Whether it's maintenance for emergency services conveyance or buses for bilateral tours or vehicles on the flightline, they bring technical expertise vital to mission success.

To some people, the blue overalls and Air Force boots covered in grease and oil stains are just another uniform, but to Senior Airman Brandon Higginbotham, a 374th LRS vehicle maintenance journeyman, they are a source of pride symbolizing the accomplishment of a lifelong dream.

"Vehicles have been a hobby for me since I was a little kid," Higginbotham said. "I get to do something I love for a job so it's like I can do my hobby all day long."

At five years old, Higginbotham helped his father work on his first car, a Malibu drag car, and was allowed to work solo by age ten. After a successful career as a professional mechanic in the civilian sector, Higginbotham enlisted in the Air Force looking for new challenges at the age of 23. The Air Force gave him the opportunity to broaden his skillset working with military vehicles while stationed in countries across the world like Japan.

"The thing I look forward to the most when I wake up in the morning is coming to work and there's a hard job--something that's going to make me think, make my gears turn," Higginbotham said. "Once I overcome that challenge, if it ever comes up again, with a snap of my fingers I'll know how to fix it."

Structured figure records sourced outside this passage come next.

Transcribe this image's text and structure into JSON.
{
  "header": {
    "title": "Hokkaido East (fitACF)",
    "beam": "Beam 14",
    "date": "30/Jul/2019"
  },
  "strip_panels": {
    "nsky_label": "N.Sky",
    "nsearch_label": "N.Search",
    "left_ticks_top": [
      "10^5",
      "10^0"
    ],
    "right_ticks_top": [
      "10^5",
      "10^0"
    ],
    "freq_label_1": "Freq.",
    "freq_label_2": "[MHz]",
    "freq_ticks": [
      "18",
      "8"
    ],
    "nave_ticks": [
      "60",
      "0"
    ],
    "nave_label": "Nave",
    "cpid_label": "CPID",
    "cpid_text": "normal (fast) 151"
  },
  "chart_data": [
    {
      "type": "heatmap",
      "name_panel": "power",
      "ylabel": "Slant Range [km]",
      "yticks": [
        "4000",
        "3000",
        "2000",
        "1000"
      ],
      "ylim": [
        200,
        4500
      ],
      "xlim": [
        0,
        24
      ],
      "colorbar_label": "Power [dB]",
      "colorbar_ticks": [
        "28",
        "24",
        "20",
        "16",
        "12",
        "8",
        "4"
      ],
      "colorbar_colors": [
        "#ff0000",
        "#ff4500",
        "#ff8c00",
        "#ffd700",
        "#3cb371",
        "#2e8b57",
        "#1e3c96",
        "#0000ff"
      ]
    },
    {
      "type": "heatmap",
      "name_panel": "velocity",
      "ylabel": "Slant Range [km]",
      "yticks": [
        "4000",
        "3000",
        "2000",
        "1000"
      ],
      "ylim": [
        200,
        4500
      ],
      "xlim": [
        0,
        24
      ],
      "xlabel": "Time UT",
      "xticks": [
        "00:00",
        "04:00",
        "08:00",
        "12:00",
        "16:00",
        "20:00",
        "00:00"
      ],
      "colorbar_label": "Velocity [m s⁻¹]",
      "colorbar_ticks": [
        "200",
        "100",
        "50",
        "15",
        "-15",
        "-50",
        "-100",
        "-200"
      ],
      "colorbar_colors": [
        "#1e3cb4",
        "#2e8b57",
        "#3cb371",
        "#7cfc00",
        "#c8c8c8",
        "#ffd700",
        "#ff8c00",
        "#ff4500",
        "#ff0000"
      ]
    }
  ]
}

Working alongside a staff of highly experienced local national mechanics, Higginbotham has performed maintenance on a variety of vehicles, his favorite being the Humvee due to its maintenance difficulty. Despite the language barrier, he has learned from and developed bonds of friendship and respect with his Japanese coworkers over a shared passion for vehicle maintenance.

"I love working with them, most of these guys are over 50 years old and have so much experience working with these vehicles," Higginbotham said about his mentors. "It's awesome, especially for our new Airmen, to get the opportunity to learn from these masters."

Higginbotham said that while completing the mission in a timely manner is important, showing pride in your work and an attention to detail is vital.

"You've got to get the vehicle out, but you also want to deliver a quality product." Higginbotham said. "You don't want to just throw something together, throw it out the door and have it come back the next day. That's not what we do at vehicle maintenance, that's not who we are."

Higginbotham said he plans to continue working on vehicles for many years to come.